Sometimes, the cost/benefit calculation comes out so squarely in the "let's
just not" column that even though it may feel _wrong_ to discriminate so
blatantly, the economics are just not there. Important to consider whether
this discrimination amounts to technical debt which proves costly over time,
or whether they are in fact tailored experiences that makes sense to keep
around. In any event I agree with the authors sentiment, that chasing the
identical look everywhere unicorn often just isn't worth the bother.

------
dasil003
The bugs we have to deal with today are a gift from god compared to the bugs
we had to deal with 15 years ago when CSS was just getting traction and then
we went through 7-8 years of stagnation due to Microsoft trying to leverage
their position to hold back the web.

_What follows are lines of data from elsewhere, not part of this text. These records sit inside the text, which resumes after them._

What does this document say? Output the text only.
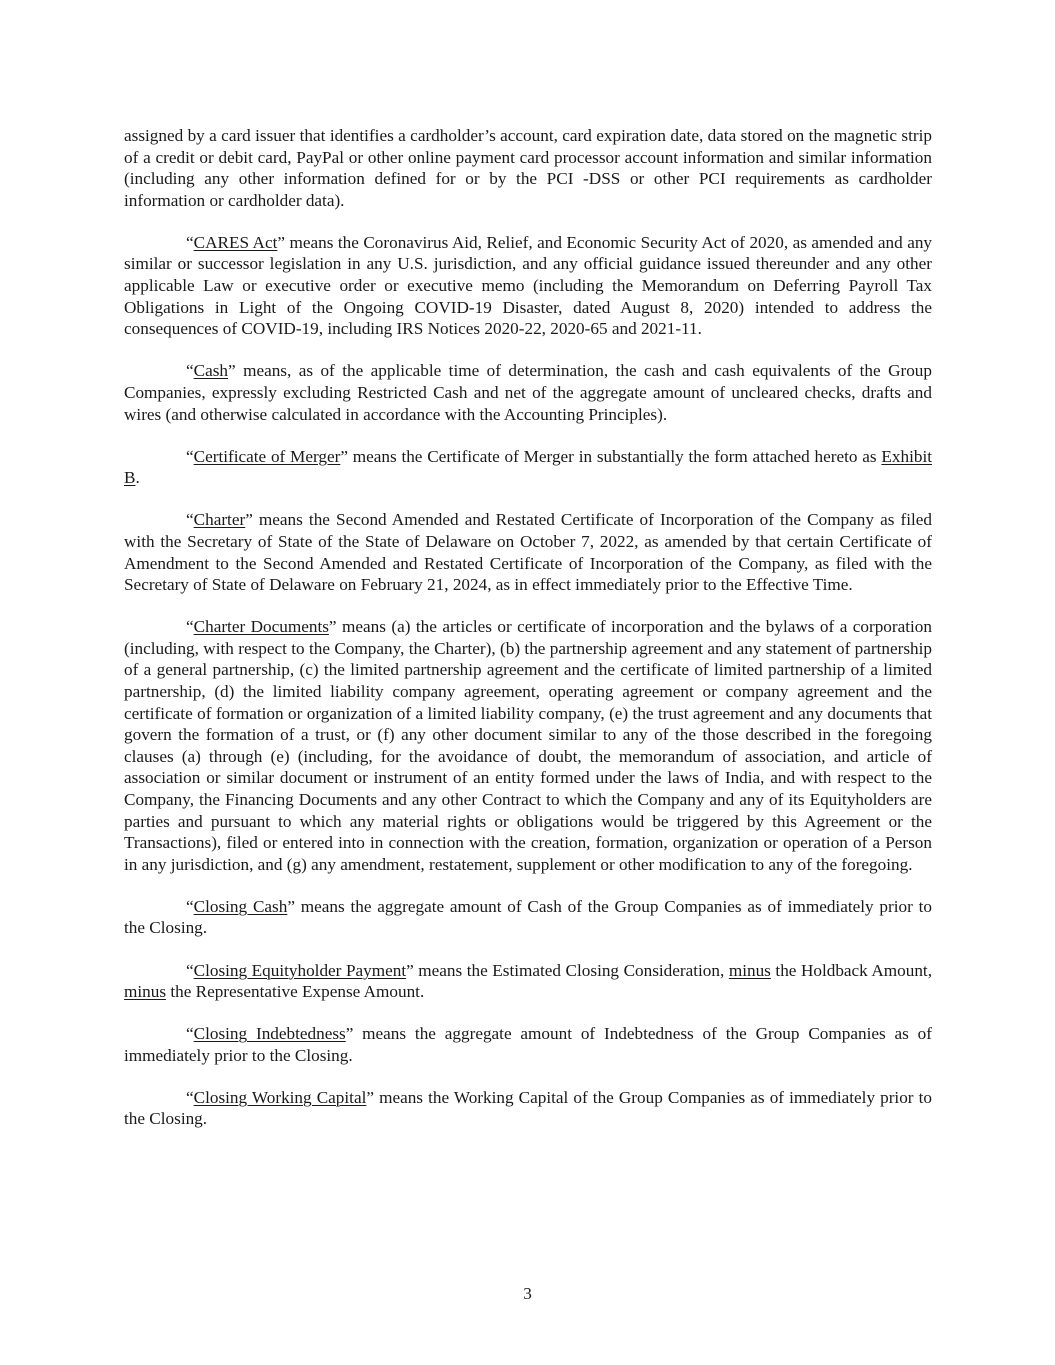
assigned by a card issuer that identifies a cardholder’s account, card expiration date, data stored on the magnetic strip of a credit or debit card, PayPal or other online payment card processor account information and similar information (including any other information defined for or by the PCI -DSS or other PCI requirements as cardholder information or cardholder data).

“CARES Act” means the Coronavirus Aid, Relief, and Economic Security Act of 2020, as amended and any similar or successor legislation in any U.S. jurisdiction, and any official guidance issued thereunder and any other applicable Law or executive order or executive memo (including the Memorandum on Deferring Payroll Tax Obligations in Light of the Ongoing COVID-19 Disaster, dated August 8, 2020) intended to address the consequences of COVID-19, including IRS Notices 2020-22, 2020-65 and 2021-11.

“Cash” means, as of the applicable time of determination, the cash and cash equivalents of the Group Companies, expressly excluding Restricted Cash and net of the aggregate amount of uncleared checks, drafts and wires (and otherwise calculated in accordance with the Accounting Principles).

“Certificate of Merger” means the Certificate of Merger in substantially the form attached hereto as Exhibit B.

“Charter” means the Second Amended and Restated Certificate of Incorporation of the Company as filed with the Secretary of State of the State of Delaware on October 7, 2022, as amended by that certain Certificate of Amendment to the Second Amended and Restated Certificate of Incorporation of the Company, as filed with the Secretary of State of Delaware on February 21, 2024, as in effect immediately prior to the Effective Time.

“Charter Documents” means (a) the articles or certificate of incorporation and the bylaws of a corporation (including, with respect to the Company, the Charter), (b) the partnership agreement and any statement of partnership of a general partnership, (c) the limited partnership agreement and the certificate of limited partnership of a limited partnership, (d) the limited liability company agreement, operating agreement or company agreement and the certificate of formation or organization of a limited liability company, (e) the trust agreement and any documents that govern the formation of a trust, or (f) any other document similar to any of the those described in the foregoing clauses (a) through (e) (including, for the avoidance of doubt, the memorandum of association, and article of association or similar document or instrument of an entity formed under the laws of India, and with respect to the Company, the Financing Documents and any other Contract to which the Company and any of its Equityholders are parties and pursuant to which any material rights or obligations would be triggered by this Agreement or the Transactions), filed or entered into in connection with the creation, formation, organization or operation of a Person in any jurisdiction, and (g) any amendment, restatement, supplement or other modification to any of the foregoing.

“Closing Cash” means the aggregate amount of Cash of the Group Companies as of immediately prior to the Closing.

“Closing Equityholder Payment” means the Estimated Closing Consideration, minus the Holdback Amount, minus the Representative Expense Amount.

“Closing Indebtedness” means the aggregate amount of Indebtedness of the Group Companies as of immediately prior to the Closing.

“Closing Working Capital” means the Working Capital of the Group Companies as of immediately prior to the Closing.

3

Frustrating as multiple engines is to
deal with, it's a small price to pay for the benefits of a true open standard.
I've been burned enough by WONTFIX bugs in proprietary software (Adobe Flash
I'm looking at you) that I know which double-edged sword I'll put my weight
behind.

------
HugoDaniel
The browser stats used as the foundation for the post is useless because he
does not state how many total users was the sample based and what time frame
was it taken at.

At the limit of this kind of "logic" I could equally say that 100% of google
search visitors use TorBrowser (out of 1: me in a very precise time frame).